Betrugsarten werden vielfältiger und schlimmer
Weltweit summiert sich der Handel mit Fälschungen nach EU- und OECD-Schätzungen auf jährlich über 400 Milliarden Euro – oder 2,5 Prozent des gesamten Welthandels. Immer mehr laufe über Online-Plattformen, über Messangerdienste oder Social Media, sagt Christine Lacroix: "Es wird digitaler. Es sind nicht nur Plagiate oder Markenfälschungen, sondern es ist auch Identitätsdiebstahl dabei, es sind Fake-Shops, die vermeintliche Waren anbieten, erst kassieren und dann nichts liefern. Die Betrugsarten werden vielfältiger und schlimmer und das bedeutet auch mehr Aufwand für die Originalhersteller."
Sie bekommen oft nur durch Zufall mit, dass sie Opfer von Fälschern geworden sind. So wie Jörg Höltje mit seinem Hamburger Unternehmen Studio Hausen.

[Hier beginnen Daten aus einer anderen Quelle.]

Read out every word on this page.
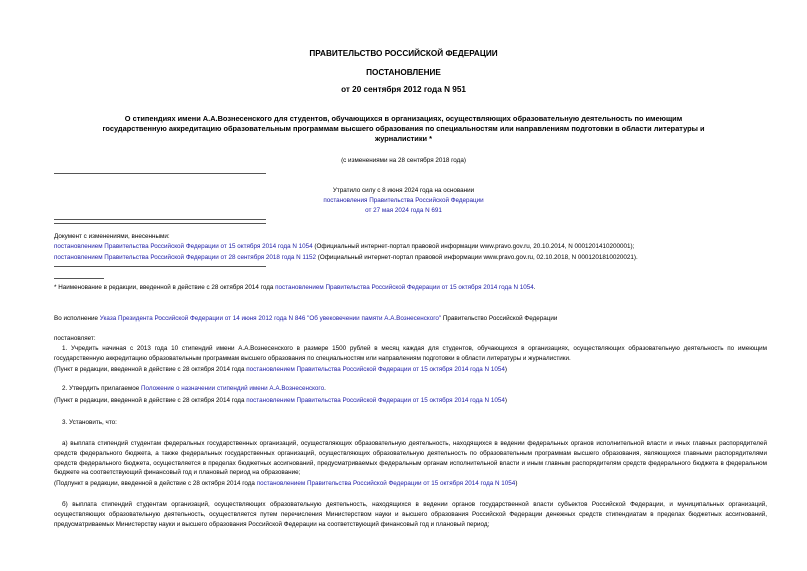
ПРАВИТЕЛЬСТВО РОССИЙСКОЙ ФЕДЕРАЦИИ
ПОСТАНОВЛЕНИЕ
от 20 сентября 2012 года N 951
О стипендиях имени А.А.Вознесенского для студентов, обучающихся в организациях, осуществляющих образовательную деятельность по имеющим
государственную аккредитацию образовательным программам высшего образования по специальностям или направлениям подготовки в области литературы и
журналистики *
(с изменениями на 28 сентября 2018 года)
Утратило силу с 8 июня 2024 года на основании
постановления Правительства Российской Федерации
от 27 мая 2024 года N 691
Документ с изменениями, внесенными:
постановлением Правительства Российской Федерации от 15 октября 2014 года N 1054 (Официальный интернет-портал правовой информации www.pravo.gov.ru, 20.10.2014, N 0001201410200001);
постановлением Правительства Российской Федерации от 28 сентября 2018 года N 1152 (Официальный интернет-портал правовой информации www.pravo.gov.ru, 02.10.2018, N 0001201810020021).
* Наименование в редакции, введенной в действие с 28 октября 2014 года постановлением Правительства Российской Федерации от 15 октября 2014 года N 1054.
Во исполнение Указа Президента Российской Федерации от 14 июня 2012 года N 846 "Об увековечении памяти А.А.Вознесенского" Правительство Российской Федерации
постановляет:
1. Учредить начиная с 2013 года 10 стипендий имени А.А.Вознесенского в размере 1500 рублей в месяц каждая для студентов, обучающихся в организациях, осуществляющих образовательную деятельность по имеющим государственную аккредитацию образовательным программам высшего образования по специальностям или направлениям подготовки в области литературы и журналистики.
(Пункт в редакции, введенной в действие с 28 октября 2014 года постановлением Правительства Российской Федерации от 15 октября 2014 года N 1054)
2. Утвердить прилагаемое Положение о назначении стипендий имени А.А.Вознесенского.
(Пункт в редакции, введенной в действие с 28 октября 2014 года постановлением Правительства Российской Федерации от 15 октября 2014 года N 1054)
3. Установить, что:
а) выплата стипендий студентам федеральных государственных организаций, осуществляющих образовательную деятельность, находящихся в ведении федеральных органов исполнительной власти и иных главных распорядителей средств федерального бюджета, а также федеральных государственных организаций, осуществляющих образовательную деятельность по образовательным программам высшего образования, являющихся главными распорядителями средств федерального бюджета, осуществляется в пределах бюджетных ассигнований, предусматриваемых федеральным органам исполнительной власти и иным главным распорядителям средств федерального бюджета в федеральном бюджете на соответствующий финансовый год и плановый период на образование;
(Подпункт в редакции, введенной в действие с 28 октября 2014 года постановлением Правительства Российской Федерации от 15 октября 2014 года N 1054)
б) выплата стипендий студентам организаций, осуществляющих образовательную деятельность, находящихся в ведении органов государственной власти субъектов Российской Федерации, и муниципальных организаций, осуществляющих образовательную деятельность, осуществляется путем перечисления Министерством науки и высшего образования Российской Федерации денежных средств стипендиатам в пределах бюджетных ассигнований, предусматриваемых Министерству науки и высшего образования Российской Федерации на соответствующий финансовый год и плановый период;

Ein Freund habe ihn darauf hingewiesen, dass ein deutscher Onlinehändler eine Kopie eines seiner Regale verkaufe. Dafür gab es dann auch den ersten Platz beim diesjährigen Plagiarius. Jörg Höltje hatte sogar Kontakt zu dem Onlinehändler: "Sie haben sich entschuldigt, das muss man sagen. Sie meinten, sie haben das nur so von der Stange gekauft, von einem chinesischen Zulieferer. Sie haben gar nicht darüber nachgedacht."